Hacker News new | past | comments | ask | show | jobs | submit login
Show HN: A Fast, Malloc-Free C++14 Json Parser and Encoder (github.com/matt-42)
98 points by matt42 on Nov 14, 2014 | hide | past | favorite | 45 comments



This uses std::string all over the place, which allocates memory under the hood.

I'm not sure how any JSON parser could avoid memory allocation without a difficult to use interface. Numbers, arrays, strings, and objects are unbounded by the JSON spec, so a truly malloc free library would need to provide a kind of streaming interfaces where things are returned in fixed sized chunks.

JSON wouldn't be my first choice for data storage in situations where I needed to avoid dynamic memory.


The parser does not extensively use std::string. to parse json keys, It uses an internal stringview class mirroring the json string (string_view is candidate to get into the next C++ standard). When I said malloc free, I meant that no intermediate memory is allocated: actually, If your json object only contains int or floats, the parser will not use malloc: it will just traverse the string and fill the scalars of your destination object (thanks to static introspection), a big difference with state of the art json parsers returning an intermediate dynamically allocated tree that you have to interpret after the parsing. Of course, if the destination object stores instances of std::string of std::vector, the iod library will allocated them and fill them with the json values.


It also uses vector, which is almost certainly using malloc and/or placement new even if the SIO somehow really does reserve space for a single object. Its also using the heap unless there is some hidden Allocator object in the code that explicitly is using stack allocated space.


I wrote a JSON-Parser in C with minimal validation in ~250 LOC that does not allocate memory, but leaves the type check and conversion to the user. https://github.com/vurtun/json


It would be nice if the README mentioned it was originally based on my https://github.com/quartzjer/js0n :)


Added your project as a reference.
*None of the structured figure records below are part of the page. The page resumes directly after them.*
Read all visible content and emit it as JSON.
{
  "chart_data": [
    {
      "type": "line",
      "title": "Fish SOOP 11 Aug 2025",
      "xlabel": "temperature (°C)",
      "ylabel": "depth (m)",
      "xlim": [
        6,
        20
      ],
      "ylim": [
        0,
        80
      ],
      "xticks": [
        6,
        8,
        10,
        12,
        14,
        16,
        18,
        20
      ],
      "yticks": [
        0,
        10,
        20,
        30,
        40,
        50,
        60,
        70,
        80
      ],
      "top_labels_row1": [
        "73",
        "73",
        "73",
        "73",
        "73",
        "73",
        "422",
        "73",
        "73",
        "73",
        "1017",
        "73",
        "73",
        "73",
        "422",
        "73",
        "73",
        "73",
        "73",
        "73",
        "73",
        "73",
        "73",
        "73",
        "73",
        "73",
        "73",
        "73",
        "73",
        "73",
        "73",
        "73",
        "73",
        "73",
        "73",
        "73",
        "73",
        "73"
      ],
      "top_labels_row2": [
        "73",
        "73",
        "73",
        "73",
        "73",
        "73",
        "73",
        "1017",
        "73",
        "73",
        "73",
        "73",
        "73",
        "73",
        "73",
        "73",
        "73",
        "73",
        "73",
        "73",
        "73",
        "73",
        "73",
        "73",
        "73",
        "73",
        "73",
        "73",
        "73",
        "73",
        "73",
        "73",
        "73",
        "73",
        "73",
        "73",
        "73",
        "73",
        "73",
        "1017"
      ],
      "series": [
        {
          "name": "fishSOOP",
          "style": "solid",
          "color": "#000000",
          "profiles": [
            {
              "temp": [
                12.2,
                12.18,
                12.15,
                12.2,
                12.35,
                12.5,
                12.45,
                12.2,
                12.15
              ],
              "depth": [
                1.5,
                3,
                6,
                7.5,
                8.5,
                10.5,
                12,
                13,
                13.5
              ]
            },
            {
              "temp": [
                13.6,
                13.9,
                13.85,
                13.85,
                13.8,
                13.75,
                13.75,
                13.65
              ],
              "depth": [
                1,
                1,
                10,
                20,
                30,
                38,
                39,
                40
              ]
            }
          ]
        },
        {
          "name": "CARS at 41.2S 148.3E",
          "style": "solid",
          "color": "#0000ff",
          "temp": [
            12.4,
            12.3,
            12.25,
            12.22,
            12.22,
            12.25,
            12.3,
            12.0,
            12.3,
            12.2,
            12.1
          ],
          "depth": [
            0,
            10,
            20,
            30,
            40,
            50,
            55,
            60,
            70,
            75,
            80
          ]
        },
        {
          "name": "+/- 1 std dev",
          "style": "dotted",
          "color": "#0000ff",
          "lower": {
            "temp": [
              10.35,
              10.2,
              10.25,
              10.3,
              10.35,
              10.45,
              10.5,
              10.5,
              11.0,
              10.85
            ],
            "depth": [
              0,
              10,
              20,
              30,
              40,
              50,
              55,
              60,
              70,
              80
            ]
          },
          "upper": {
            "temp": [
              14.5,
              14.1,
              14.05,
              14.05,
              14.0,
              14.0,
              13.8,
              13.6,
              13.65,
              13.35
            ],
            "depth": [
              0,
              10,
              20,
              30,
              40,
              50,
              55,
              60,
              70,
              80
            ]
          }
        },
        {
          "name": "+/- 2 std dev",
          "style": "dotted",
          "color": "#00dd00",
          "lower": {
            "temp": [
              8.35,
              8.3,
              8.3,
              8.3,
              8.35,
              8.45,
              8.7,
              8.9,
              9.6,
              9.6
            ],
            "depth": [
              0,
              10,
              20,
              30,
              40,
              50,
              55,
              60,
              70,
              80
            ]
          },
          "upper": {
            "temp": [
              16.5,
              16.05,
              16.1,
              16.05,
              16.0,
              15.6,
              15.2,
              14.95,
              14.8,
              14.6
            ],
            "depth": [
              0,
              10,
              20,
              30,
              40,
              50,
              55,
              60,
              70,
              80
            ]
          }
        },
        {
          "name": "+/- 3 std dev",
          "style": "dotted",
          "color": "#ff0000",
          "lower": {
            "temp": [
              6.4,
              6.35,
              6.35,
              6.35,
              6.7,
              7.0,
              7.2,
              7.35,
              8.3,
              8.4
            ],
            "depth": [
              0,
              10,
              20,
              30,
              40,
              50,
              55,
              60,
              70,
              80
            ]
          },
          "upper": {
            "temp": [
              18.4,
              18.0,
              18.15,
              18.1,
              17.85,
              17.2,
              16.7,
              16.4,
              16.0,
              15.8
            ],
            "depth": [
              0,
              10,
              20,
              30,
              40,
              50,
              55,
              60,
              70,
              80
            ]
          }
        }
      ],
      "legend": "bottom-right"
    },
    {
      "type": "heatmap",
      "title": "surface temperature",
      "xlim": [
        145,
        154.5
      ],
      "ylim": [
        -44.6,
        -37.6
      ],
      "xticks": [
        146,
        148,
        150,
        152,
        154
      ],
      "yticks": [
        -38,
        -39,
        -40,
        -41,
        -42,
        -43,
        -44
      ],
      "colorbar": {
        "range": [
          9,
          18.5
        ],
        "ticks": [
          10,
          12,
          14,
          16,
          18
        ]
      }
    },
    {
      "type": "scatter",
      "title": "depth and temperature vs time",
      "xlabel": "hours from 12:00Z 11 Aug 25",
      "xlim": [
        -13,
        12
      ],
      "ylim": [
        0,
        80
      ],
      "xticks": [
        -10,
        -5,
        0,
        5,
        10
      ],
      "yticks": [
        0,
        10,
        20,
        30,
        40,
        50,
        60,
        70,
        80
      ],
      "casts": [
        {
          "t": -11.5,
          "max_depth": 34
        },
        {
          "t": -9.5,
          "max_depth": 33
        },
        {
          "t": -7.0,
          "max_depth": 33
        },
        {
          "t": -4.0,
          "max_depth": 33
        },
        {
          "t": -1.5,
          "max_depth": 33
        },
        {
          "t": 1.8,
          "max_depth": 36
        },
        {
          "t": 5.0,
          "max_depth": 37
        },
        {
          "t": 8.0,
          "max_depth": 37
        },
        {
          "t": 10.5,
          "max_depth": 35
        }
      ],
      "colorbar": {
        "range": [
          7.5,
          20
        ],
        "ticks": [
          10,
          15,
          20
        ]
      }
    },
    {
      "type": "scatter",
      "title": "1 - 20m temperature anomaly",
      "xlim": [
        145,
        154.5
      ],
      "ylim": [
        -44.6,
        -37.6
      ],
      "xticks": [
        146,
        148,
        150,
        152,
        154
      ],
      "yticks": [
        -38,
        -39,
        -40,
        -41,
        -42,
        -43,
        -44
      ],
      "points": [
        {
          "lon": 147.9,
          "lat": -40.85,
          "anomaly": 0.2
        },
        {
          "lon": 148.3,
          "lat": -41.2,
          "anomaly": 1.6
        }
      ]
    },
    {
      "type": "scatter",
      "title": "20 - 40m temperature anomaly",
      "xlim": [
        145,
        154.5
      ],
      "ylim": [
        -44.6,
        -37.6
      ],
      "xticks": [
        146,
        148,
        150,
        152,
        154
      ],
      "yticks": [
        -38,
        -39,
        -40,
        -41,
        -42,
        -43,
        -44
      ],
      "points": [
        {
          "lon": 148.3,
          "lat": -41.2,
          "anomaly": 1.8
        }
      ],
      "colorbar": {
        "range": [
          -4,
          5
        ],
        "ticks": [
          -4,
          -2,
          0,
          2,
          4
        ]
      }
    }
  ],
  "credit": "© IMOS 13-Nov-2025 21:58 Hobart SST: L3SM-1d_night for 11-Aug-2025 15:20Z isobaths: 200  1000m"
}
Sorry for the missing reference I originally never planned to make the project known publicly and therefore never added the references.


This is absolutely beautiful. I didn't know you could get an address of a label in C or to do a goto to an address from variable instead of a literal label. Is this new in C, or was it always there?



Is there an equivalent for Clang/LLVM?


Yes.

http://blog.llvm.org/2010/01/address-of-label-and-indirect-b...

A venerable interpreter implementation trick.


Unfortunately it won't port to IAR, which is a shame. I don't understand why pointers to labels never made it to the C spec; it's one of the (equivaling) features that actually makes assembler look elegant.


That test.c file looks familiar!


Yeah I was looking for unit test macros and found your project. I added your project as a reference in the README for clarification of the origin.


That's a very nice code.


I wrote a JSON parser that avoids using dynamic memory but works a bit differently. It's a callback interface like SAX, but instead of pushing already "typed" data to the user, the user calls a function to interpret the data. In this fashion, if the user wants a float instead of an integer, they call the function for float. Likewise, if the user has some space allocated for string values, the library can convert the already inmemory JSON format string to UTF-8 in the user's buffer.

The C interface is purposely ugly but the C++ is much easier to work with.

https://codehero.github.io/benejson/


> JSON wouldn't be my first choice for data storage in situations where I needed to avoid dynamic memory.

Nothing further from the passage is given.